Уленшпигель поднялся на палубу.
— Ты что кричишь? — спросил он. — Тут никого нет.
— Это она, — отвечал Ламме, — это она, моя жена, вон в той шлюпке, что плавает вокруг флибота, да, да, того флибота, откуда доносилось пение и звуки виолы.
На палубу поднялась Неле.
— Перережь веревки, деточка! — обратился к ней Ламме. — Ты же видишь: рана моя зажила. Это она своими нежными ручками перевязала мне рану, да, да, она! Смотри, смотри; вон она стоит в шлюпке! Прислушайся! Она поет! Приди ко мне, моя любимая, не бросай бедного своего Ламме! Он без тебя сирота.
Неле взяла его руку, потрогала лоб.
— Жар сильный, — сказала она.
— Перережьте веревки! — повторял Ламме. — Подайте мне шлюпку! Я жив, я счастлив, я здоров!
Уленшпигель перерезал веревки. Ламме, в одних белых холщовых подштанниках, спрыгнул с кровати и сам начал спускать шлюпку на воду.

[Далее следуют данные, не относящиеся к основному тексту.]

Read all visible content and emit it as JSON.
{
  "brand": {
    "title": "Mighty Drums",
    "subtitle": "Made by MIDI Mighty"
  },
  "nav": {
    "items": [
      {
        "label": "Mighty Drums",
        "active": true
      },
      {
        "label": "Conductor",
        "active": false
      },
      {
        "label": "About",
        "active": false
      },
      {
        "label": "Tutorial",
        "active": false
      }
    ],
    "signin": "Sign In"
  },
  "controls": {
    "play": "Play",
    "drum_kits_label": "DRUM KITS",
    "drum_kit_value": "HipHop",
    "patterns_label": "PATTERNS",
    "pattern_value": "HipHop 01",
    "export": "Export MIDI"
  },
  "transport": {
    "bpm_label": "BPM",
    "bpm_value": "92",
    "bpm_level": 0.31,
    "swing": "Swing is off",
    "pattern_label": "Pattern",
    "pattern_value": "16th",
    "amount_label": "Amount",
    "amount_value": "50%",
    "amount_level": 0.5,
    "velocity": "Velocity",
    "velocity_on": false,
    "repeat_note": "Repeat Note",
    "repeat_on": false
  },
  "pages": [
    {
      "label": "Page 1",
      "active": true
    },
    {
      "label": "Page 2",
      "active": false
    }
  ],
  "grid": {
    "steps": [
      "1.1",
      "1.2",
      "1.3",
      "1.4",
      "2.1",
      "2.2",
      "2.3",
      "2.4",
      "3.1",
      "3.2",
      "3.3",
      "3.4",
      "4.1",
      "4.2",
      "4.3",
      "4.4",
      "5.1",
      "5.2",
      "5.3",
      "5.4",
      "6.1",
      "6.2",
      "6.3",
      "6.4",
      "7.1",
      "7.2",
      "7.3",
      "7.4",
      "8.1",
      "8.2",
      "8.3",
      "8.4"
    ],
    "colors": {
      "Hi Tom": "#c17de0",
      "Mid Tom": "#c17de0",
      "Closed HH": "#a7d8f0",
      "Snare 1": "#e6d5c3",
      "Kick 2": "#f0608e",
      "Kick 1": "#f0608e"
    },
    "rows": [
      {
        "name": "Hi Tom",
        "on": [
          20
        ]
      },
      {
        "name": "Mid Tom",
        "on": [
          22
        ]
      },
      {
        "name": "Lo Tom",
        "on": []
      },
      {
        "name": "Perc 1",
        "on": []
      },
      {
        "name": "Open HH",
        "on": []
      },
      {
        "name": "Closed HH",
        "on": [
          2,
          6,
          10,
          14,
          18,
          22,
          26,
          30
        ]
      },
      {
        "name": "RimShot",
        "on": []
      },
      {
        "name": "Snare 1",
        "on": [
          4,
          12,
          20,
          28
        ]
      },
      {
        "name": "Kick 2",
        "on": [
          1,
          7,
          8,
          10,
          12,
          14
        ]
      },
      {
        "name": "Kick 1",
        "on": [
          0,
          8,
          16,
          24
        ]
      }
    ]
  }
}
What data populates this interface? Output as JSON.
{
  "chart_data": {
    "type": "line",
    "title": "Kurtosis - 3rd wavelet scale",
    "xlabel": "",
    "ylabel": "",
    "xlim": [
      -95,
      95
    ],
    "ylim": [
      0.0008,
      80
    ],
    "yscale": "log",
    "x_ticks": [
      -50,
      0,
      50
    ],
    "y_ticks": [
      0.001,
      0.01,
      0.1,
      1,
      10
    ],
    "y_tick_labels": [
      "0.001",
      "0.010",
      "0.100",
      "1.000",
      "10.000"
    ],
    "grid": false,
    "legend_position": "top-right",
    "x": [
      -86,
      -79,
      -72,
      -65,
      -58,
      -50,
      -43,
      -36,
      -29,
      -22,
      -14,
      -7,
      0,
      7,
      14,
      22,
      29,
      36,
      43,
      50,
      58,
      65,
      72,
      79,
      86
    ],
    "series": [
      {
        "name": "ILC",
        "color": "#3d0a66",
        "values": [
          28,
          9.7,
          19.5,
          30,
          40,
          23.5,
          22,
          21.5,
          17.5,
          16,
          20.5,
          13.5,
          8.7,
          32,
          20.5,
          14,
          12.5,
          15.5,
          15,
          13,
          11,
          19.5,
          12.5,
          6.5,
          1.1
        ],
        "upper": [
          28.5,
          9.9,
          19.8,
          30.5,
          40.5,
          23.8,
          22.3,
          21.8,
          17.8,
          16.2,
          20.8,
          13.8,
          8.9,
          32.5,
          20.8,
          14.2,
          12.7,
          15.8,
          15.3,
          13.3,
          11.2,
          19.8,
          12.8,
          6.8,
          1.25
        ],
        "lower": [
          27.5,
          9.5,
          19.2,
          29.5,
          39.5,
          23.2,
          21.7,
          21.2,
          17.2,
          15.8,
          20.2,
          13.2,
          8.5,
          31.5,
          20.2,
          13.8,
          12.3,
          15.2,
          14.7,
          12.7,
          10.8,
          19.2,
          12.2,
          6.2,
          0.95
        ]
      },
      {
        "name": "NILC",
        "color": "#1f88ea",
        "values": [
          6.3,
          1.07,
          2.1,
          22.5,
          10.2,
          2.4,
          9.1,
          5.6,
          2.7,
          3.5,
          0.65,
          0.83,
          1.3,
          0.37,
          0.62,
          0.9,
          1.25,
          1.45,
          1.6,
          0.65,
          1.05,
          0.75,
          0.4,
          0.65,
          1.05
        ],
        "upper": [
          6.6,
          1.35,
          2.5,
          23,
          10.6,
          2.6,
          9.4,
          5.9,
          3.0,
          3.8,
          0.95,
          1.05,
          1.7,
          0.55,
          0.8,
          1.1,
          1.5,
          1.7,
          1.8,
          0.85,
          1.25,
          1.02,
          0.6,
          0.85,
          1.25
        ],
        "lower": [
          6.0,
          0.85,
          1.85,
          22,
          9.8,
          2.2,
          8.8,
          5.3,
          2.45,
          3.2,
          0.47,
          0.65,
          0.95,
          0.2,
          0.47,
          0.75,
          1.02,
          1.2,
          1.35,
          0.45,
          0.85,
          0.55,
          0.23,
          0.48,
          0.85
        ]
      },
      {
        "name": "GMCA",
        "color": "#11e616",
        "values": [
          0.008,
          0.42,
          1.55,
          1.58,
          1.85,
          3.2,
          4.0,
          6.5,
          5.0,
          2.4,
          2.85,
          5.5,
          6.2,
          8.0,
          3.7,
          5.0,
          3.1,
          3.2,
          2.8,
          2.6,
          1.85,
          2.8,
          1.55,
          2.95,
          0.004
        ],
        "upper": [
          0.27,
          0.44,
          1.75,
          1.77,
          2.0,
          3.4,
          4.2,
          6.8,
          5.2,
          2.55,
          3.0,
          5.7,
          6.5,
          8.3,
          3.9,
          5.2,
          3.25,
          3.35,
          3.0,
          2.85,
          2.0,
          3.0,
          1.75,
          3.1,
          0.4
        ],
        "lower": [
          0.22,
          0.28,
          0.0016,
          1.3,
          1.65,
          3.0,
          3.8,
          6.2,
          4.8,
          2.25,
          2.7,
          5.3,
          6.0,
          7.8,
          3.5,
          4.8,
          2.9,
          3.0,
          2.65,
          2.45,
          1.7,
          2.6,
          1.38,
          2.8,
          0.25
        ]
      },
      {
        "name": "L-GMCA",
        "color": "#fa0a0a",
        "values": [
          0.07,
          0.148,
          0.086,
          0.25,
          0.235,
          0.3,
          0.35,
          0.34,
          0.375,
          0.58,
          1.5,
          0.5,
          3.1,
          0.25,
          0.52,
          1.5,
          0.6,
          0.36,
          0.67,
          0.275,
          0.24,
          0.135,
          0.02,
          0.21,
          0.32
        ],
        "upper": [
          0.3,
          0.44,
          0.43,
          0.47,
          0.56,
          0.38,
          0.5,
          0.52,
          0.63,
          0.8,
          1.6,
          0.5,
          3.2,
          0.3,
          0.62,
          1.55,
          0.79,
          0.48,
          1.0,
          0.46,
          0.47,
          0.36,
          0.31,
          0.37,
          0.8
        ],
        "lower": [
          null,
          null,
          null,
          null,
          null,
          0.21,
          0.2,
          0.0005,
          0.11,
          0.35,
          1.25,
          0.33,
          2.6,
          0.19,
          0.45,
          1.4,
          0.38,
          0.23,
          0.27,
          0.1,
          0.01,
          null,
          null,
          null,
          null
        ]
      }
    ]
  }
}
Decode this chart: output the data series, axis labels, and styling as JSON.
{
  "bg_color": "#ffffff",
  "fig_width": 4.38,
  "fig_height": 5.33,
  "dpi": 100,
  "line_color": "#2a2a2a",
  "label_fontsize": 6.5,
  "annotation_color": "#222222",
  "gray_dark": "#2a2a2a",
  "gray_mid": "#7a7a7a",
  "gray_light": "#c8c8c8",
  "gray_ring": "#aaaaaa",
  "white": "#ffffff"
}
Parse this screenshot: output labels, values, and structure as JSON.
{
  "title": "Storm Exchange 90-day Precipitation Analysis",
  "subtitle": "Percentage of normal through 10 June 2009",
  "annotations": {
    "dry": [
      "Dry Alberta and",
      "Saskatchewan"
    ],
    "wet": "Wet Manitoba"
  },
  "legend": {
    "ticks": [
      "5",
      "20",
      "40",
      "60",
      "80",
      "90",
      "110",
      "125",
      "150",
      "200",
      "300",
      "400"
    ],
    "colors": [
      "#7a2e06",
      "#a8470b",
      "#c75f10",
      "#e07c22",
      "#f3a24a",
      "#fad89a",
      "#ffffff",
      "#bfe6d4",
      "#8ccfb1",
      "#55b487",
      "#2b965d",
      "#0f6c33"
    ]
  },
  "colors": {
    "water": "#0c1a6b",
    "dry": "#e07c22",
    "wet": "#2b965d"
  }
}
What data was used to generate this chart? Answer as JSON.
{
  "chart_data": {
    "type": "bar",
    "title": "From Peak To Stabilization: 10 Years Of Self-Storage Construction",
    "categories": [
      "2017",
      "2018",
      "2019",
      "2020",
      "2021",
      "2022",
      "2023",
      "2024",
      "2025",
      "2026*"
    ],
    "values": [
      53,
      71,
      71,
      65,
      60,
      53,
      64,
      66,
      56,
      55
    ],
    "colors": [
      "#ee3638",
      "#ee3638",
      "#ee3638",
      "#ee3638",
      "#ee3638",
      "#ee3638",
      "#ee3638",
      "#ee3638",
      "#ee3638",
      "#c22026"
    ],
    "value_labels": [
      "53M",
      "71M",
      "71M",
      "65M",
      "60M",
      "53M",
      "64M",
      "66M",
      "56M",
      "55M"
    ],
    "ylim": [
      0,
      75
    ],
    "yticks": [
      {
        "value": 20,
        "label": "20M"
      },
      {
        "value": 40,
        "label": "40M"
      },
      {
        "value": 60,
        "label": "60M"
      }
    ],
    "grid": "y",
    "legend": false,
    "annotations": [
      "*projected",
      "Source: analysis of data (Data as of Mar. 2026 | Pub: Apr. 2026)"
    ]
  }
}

— Посмотри на Ламме, — сказал Уленшпигель Неле, — у него руки дрожат от нетерпения.
Как скоро шлюпка была спущена, Уленшпигель, Неле и Ламме прыгнули в нее вместе с гребцом и направились к флиботу, стоявшему далеко в гавани.
— Красавец флибот! — заметил Ламме, помогая гребцу.
На холодном утреннем небе, напоминавшем хрусталь, озлащенный лучами зари, отчетливо вырисовывались очертания корабля и стройных его мачт.
Ламме продолжал грести.
— Как же ты ее нашел? — спросил Уленшпигель.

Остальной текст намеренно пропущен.